I got this for a tasting, where everybody chipped in. We did six whiskies, and they tasted them blind. When they got to the Shackleton, and took a drink, many people tasted the initial peat, and said, "oh, I know where this is from." "Definitely and Islay." But after a minute or two, I didn't hear that any more. Their faces got serious as they tried to figure out what was happening in their glasses.
It's not what you might expect from a one hundred year old whisky. Definitely not unrefined, or even bold. It's very complex, and subtle. The peat, for example, is... soft. There's a layer of it, floating somewhere. I get a distinct spatial impression of where the peat is, which is impossible (if you understand my imagery). I don't recall tasting another whisky like this one, meaning I can't think of another whisky with a similar flavor profile.
The packaging doesn't increase the dollar value for me, but it's awsome! A wooden box packed with straw, the bottle wrapped in paper. The bottle and label are of sub-par production values, to match the original bottles. Very cool.
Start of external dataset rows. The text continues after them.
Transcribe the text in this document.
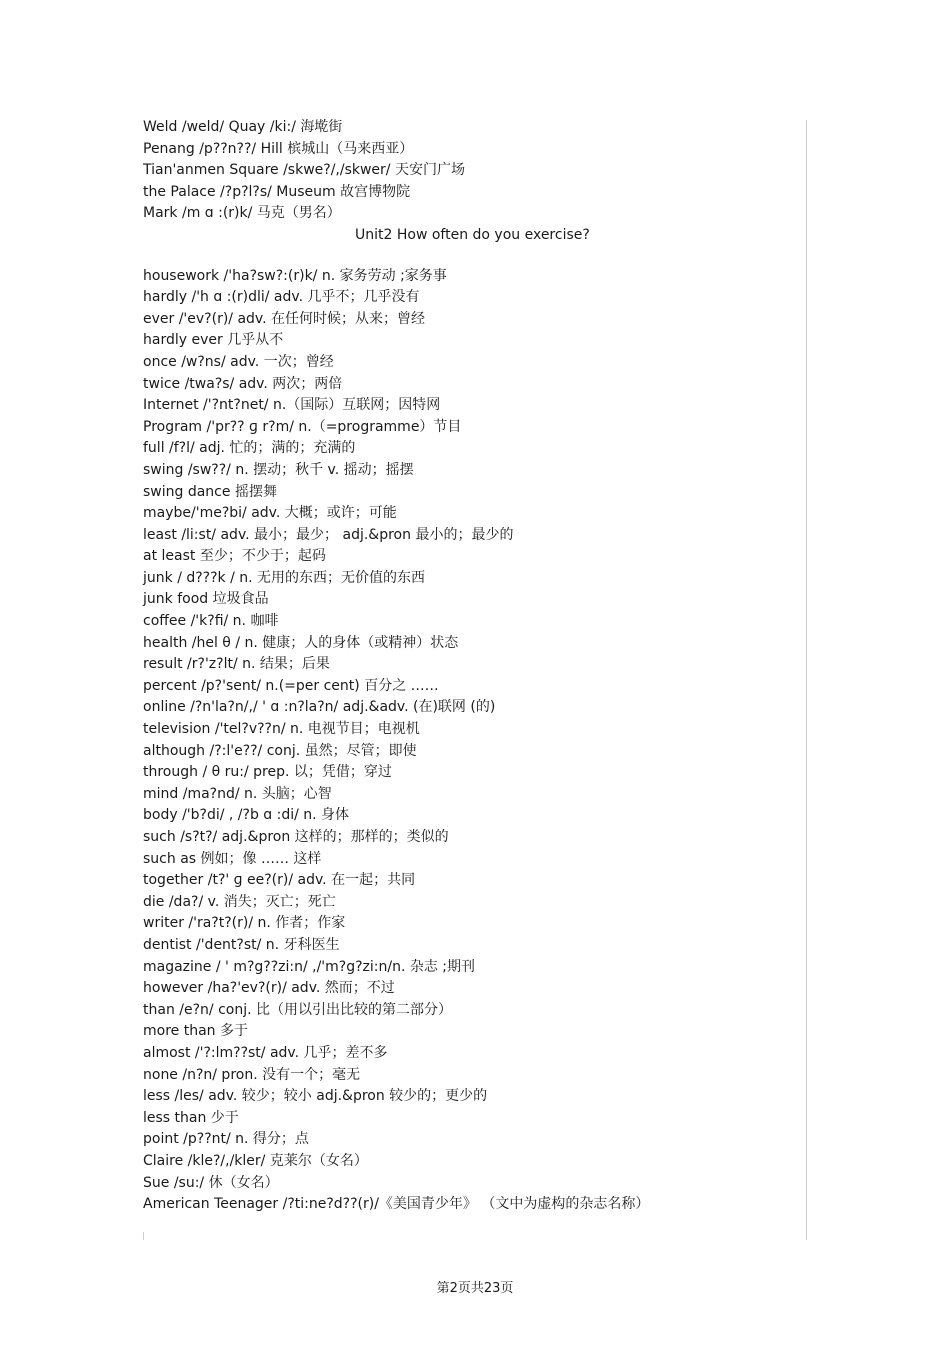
Weld /weld/ Quay /ki:/ 海墘街
Penang /p??n??/ Hill 槟城山（马来西亚）
Tian'anmen Square /skwe?/,/skwer/ 天安门广场
the Palace /?p?l?s/ Museum 故宫博物院
Mark /m ɑ :(r)k/ 马克（男名）
Unit2 How often do you exercise?
housework /'ha?sw?:(r)k/ n. 家务劳动 ;家务事
hardly /'h ɑ :(r)dli/ adv. 几乎不；几乎没有
ever /'ev?(r)/ adv. 在任何时候；从来；曾经
hardly ever 几乎从不
once /w?ns/ adv. 一次；曾经
twice /twa?s/ adv. 两次；两倍
Internet /'?nt?net/ n.（国际）互联网；因特网
Program /'pr?? ɡ r?m/ n.（=programme）节目
full /f?l/ adj. 忙的；满的；充满的
swing /sw??/ n. 摆动；秋千 v. 摇动；摇摆
swing dance 摇摆舞
maybe/'me?bi/ adv. 大概；或许；可能
least /li:st/ adv. 最小；最少； adj.&pron 最小的；最少的
at least 至少；不少于；起码
junk / d???k / n. 无用的东西；无价值的东西
junk food 垃圾食品
coffee /'k?fi/ n. 咖啡
health /hel θ / n. 健康；人的身体（或精神）状态
result /r?'z?lt/ n. 结果；后果
percent /p?'sent/ n.(=per cent) 百分之 ……
online /?n'la?n/,/ ' ɑ :n?la?n/ adj.&adv. (在)联网 (的)
television /'tel?v??n/ n. 电视节目；电视机
although /?:l'e??/ conj. 虽然；尽管；即使
through / θ ru:/ prep. 以；凭借；穿过
mind /ma?nd/ n. 头脑；心智
body /'b?di/ , /?b ɑ :di/ n. 身体
such /s?t?/ adj.&pron 这样的；那样的；类似的
such as 例如；像 …… 这样
together /t?' ɡ ee?(r)/ adv. 在一起；共同
die /da?/ v. 消失；灭亡；死亡
writer /'ra?t?(r)/ n. 作者；作家
dentist /'dent?st/ n. 牙科医生
magazine / ' m?g??zi:n/ ,/'m?g?zi:n/n. 杂志 ;期刊
however /ha?'ev?(r)/ adv. 然而；不过
than /e?n/ conj. 比（用以引出比较的第二部分）
more than 多于
almost /'?:lm??st/ adv. 几乎；差不多
none /n?n/ pron. 没有一个；毫无
less /les/ adv. 较少；较小 adj.&pron 较少的；更少的
less than 少于
point /p??nt/ n. 得分；点
Claire /kle?/,/kler/ 克莱尔（女名）
Sue /su:/ 休（女名）
American Teenager /?ti:ne?d??(r)/《美国青少年》 （文中为虚构的杂志名称）
第2页共23页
I wish I could tell you the flavors, but I'm not good at picking them out, much less writing about them. All I can tell you is don't buy this whisky... until I get another bottle.
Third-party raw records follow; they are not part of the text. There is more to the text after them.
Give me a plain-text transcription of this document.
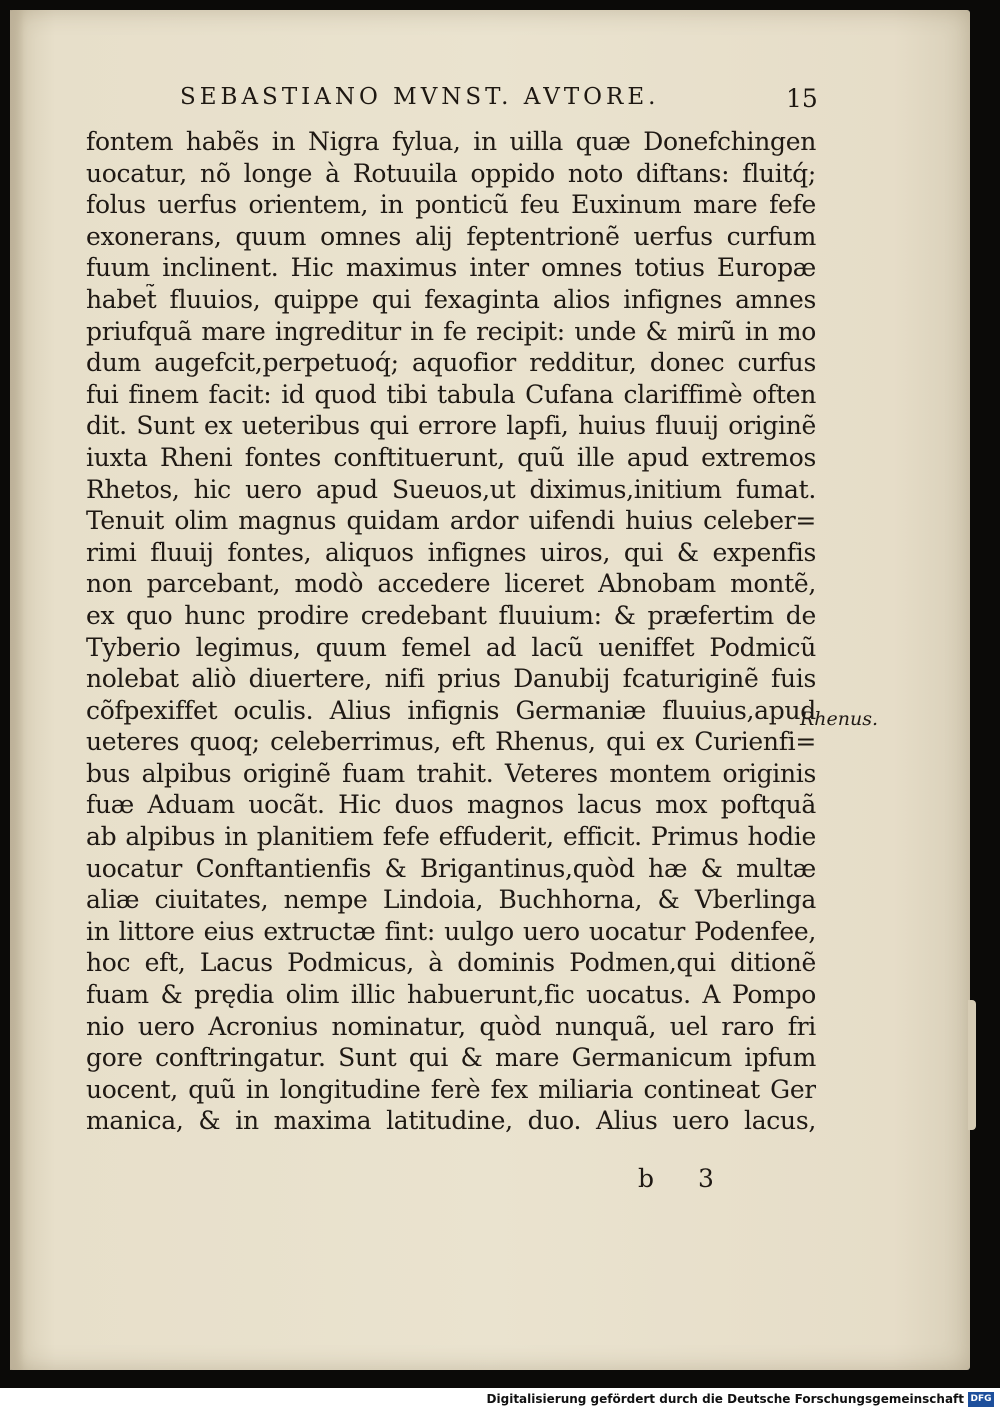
SEBASTIANO MVNST. AVTORE.	15
fontem habẽs in Nigra fylua, in uilla quæ Donefchingen
uocatur, nõ longe à Rotuuila oppido noto diftans: fluitq́;
folus uerfus orientem, in ponticũ feu Euxinum mare fefe
exonerans, quum omnes alij feptentrionẽ uerfus curfum
fuum inclinent. Hic maximus inter omnes totius Europæ
habet̃ fluuios, quippe qui fexaginta alios infignes amnes
priufquã mare ingreditur in fe recipit: unde & mirũ in mo
dum augefcit,perpetuoq́; aquofior redditur, donec curfus
fui finem facit: id quod tibi tabula Cufana clariffimè often
dit. Sunt ex ueteribus qui errore lapfi, huius fluuij originẽ
iuxta Rheni fontes conftituerunt, quũ ille apud extremos
Rhetos, hic uero apud Sueuos,ut diximus,initium fumat.
Tenuit olim magnus quidam ardor uifendi huius celeber=
rimi fluuij fontes, aliquos infignes uiros, qui & expenfis
non parcebant, modò accedere liceret Abnobam montẽ,
ex quo hunc prodire credebant fluuium: & præfertim de
Tyberio legimus, quum femel ad lacũ ueniffet Podmicũ
nolebat aliò diuertere, nifi prius Danubij fcaturiginẽ fuis
cõfpexiffet oculis. Alius infignis Germaniæ fluuius,apud
ueteres quoq; celeberrimus, eft Rhenus, qui ex Curienfi=
bus alpibus originẽ fuam trahit. Veteres montem originis
fuæ Aduam uocãt. Hic duos magnos lacus mox poftquã
ab alpibus in planitiem fefe effuderit, efficit. Primus hodie
uocatur Conftantienfis & Brigantinus,quòd hæ & multæ
aliæ ciuitates, nempe Lindoia, Buchhorna, & Vberlinga
in littore eius extructæ fint: uulgo uero uocatur Podenfee,
hoc eft, Lacus Podmicus, à dominis Podmen,qui ditionẽ
fuam & prędia olim illic habuerunt,fic uocatus. A Pompo
nio uero Acronius nominatur, quòd nunquã, uel raro fri
gore conftringatur. Sunt qui & mare Germanicum ipfum
uocent, quũ in longitudine ferè fex miliaria contineat Ger
manica, & in maxima latitudine, duo. Alius uero lacus,
Rhenus.
b 3
Digitalisierung gefördert durch die Deutsche Forschungsgemeinschaft DFG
whiskgeek wrote:It's not what you might expect from a one hundred year old whisky.
Probably because it isn't a one hundred year old whisky, but rather a replication of what Shackleton's whisky from round'about a century ago would have tasted like.
I agree it's quite a unique one. I had the opportunity to taste some last November, and was taken aback by an initial sensation of depth and complexity, if not by the finish, which I found faded a tad too soon.
There's no doubt that Richard Paterson did a marvellous job of integrating more contemporary distillates from various regions of Scotland into a very special whisky. The balance between sweetness and dryness, for one, is just about perfectly judged. If I recall correctly, there's even some rare Glen Mhor in the mix.
Glad you were able to score some, and are enjoying it.
The Third Dram wrote:Probably because it isn't a one hundred year old whisky, but rather a replication of what Shackleton's whisky from round'about a century ago would have tasted like.
Well yes, but if it really does taste exactly like the actual hundred year old whisky, then my comment stands.
Yes, the batch contains one cask of Glen Mhor. Cask 1907, IIRC. I wonder how many casks went into it altogether. The second edition also has one cask of Glen Mhor in the mix, and also the same peated Dalmore as the first edition, but it's otherwise a different mix.